For reference, here is the failure mode we encountered with the ninja flex wheels.


Seems like this could be fixed by using regular tread instead of ninjaflex. Is that not possible with this design?

You could redesign the wheel hub to create a system that is similar to the MK4 wheel. However, I am not really a fan of having four button heads sticking out of the wheel. Additionally, using the blue nitrile tread will result in very frequent tread changes due to the smaller wheel diameter.

To be honest, the choices I have made are for what I want out of the module. This isn’t catered to fit most teams needs, this is not a product that I’m trying to sell to the masses or something. I have always said and continue to say that most teams looking to do swerve are still best off using a COTS module (SDS or WCP as the best options imo).

The point of developing these different wheel tread options is that despite it being a smaller diameter and potentially wearing faster, the tread becomes much easier to swap compared to something like nitrile. That was always the entire point of the printed/molded tread.

The filament to print the tread out of is not ninjaflex. It is a higher quality and different durometer TPU. The overall goal is to possibly get the tread molded, and if that cannot be accomplished to DIY mold it using some Smooth-On products and 3D-printed mold tools. The backup plan is the printed tread, with the final backup being nitrile tread.

One thing to notice is the tread design I have on this is different then what 33 ran during the 2021 skills challenge. The tread is optimized to have more surface area touching the carpet while still having a lot of sipes. The structural integrity of this version is better then that as well, as you can see from the pictures you posted, the square shape of those sipes created a plane for the tread to split on. The wedge shape of the sipes on this version in addition with not aligning with the opposite side sides makes it so there isn’t as clear of a layer to split on.

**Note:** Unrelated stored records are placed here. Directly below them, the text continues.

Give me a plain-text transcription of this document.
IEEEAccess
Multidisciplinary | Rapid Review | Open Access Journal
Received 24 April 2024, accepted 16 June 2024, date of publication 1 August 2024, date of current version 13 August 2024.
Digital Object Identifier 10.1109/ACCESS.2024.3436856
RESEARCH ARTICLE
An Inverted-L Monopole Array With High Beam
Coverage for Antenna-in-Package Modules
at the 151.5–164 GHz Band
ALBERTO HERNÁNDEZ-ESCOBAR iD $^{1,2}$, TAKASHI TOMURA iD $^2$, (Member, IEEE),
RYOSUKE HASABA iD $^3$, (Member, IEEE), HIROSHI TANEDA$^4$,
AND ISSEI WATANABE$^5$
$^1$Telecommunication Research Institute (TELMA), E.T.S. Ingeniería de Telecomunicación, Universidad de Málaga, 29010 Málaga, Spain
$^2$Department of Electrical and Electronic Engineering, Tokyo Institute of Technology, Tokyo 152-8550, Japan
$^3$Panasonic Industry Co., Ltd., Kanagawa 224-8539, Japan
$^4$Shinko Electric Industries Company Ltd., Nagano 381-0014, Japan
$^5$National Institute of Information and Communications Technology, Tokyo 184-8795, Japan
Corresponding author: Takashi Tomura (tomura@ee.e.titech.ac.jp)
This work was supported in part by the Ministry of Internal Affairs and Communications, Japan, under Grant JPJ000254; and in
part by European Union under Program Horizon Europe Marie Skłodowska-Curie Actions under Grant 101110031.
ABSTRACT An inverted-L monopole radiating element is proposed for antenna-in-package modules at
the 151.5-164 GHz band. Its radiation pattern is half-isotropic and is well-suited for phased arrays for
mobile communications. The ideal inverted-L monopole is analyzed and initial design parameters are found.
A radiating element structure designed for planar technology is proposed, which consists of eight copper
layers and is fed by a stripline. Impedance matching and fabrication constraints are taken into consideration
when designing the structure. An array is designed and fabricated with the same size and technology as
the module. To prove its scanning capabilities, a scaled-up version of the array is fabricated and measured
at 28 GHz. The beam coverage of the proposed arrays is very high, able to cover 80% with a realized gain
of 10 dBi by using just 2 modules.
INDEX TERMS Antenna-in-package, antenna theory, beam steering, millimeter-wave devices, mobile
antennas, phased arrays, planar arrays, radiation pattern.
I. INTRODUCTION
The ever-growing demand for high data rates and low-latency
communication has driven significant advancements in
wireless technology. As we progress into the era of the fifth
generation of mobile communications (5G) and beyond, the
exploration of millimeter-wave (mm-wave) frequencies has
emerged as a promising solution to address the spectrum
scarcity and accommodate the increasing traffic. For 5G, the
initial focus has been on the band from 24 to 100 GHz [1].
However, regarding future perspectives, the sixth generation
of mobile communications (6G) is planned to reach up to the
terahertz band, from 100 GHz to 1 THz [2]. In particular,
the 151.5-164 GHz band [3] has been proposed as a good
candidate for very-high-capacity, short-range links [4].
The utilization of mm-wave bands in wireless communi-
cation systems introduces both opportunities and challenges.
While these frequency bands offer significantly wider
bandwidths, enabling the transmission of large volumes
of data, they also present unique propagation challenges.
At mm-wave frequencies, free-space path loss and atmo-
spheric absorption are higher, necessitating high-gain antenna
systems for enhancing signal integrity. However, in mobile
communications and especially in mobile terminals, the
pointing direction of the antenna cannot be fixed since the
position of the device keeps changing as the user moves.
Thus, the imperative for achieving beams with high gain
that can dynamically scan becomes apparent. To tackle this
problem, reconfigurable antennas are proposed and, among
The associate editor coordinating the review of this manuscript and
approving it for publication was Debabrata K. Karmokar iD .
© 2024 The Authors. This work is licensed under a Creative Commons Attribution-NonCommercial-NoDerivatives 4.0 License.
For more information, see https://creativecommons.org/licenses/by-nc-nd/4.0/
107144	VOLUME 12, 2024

On this module, the threaded insert is installed from outside the fork, and therefore is not able to break free or pull through towards the wheel. This is something the version you guys were running did not have. Keep in mind the module 33 ran during the 2021 skills challenge was like 5-6 iterations old and was built back in the summer of 2019. I have still generally found I trust the inserts over captive nut, captive nut in 3d parts seems to strip out way too much.